İkinci olarak, Kur’an’ın bu üslubu, o dönemlerde kendilerini Yahudilik ve Hristiyanlığa mensup addedenlerin Yahudiliğe ve Hristiyanlığa getirdikleri yanlış yorumlardan ve o yorumu hayatlarına hayat kılmalarından dolayıdır. Daha doğrusu, dinî inanç ve düşünceyi bir düşmanlık sebebi ve malzemesi yapmalarından dolayı, Kur’an onları böyle bir üslupla ele almıştır. Yani Kur’an’ın tavrı şahıslara değil, yanlış davranış, yanlış düşünce ve gerçek karşısında ayak direyip düşmanlık üretme ve tasvip edilemeyecek sıfatlara karşıdır. Bu sıfatlara karşı çok daha sert ifadeleri bizzat Tevrat’ta ve İncil’de de görmek mümkündür. Kaldı ki Kur’an, bazılarına sert gibi gelse de en uygun ifadelerle ortaya koyduğu bu tür sıfat ve davranışları ve bu sıfat ve davranış sahiplerini ikaz ve tehdit etmesinin hemen ardından, çok yumuşak ifadelerle gönülleri hakikate uyarmaya ve kalplere ümit aşılamaya çalışır.
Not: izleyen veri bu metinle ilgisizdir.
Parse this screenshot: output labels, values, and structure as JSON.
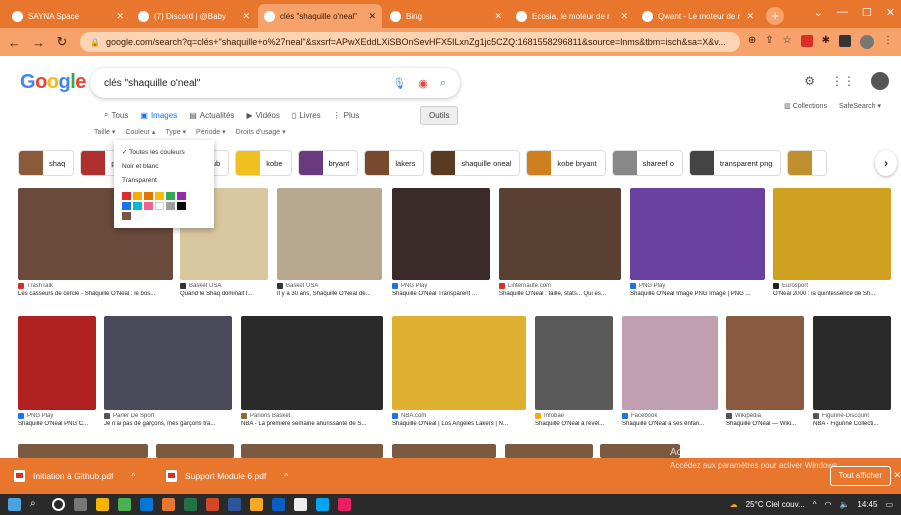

Ayrıca Kur’an-ı Kerim’in Yahudiler, Hristiyanlar ve münafıklarda görülen bazı tavır ve davranışlardan dolayı serdettiği tenkit ve ikazların, imanları kendilerini aynı tavır, davranış ve sıfatlardan alıkoymaya yetmeyen mü’minler için de söz konusu olduğunda Sahabe ve müfessirler arasında adeta görüş birliği vardır ki, geniş açıklamalar isteyen böyle bir meseleyi burada tartışmak konumuzun dışında kalır.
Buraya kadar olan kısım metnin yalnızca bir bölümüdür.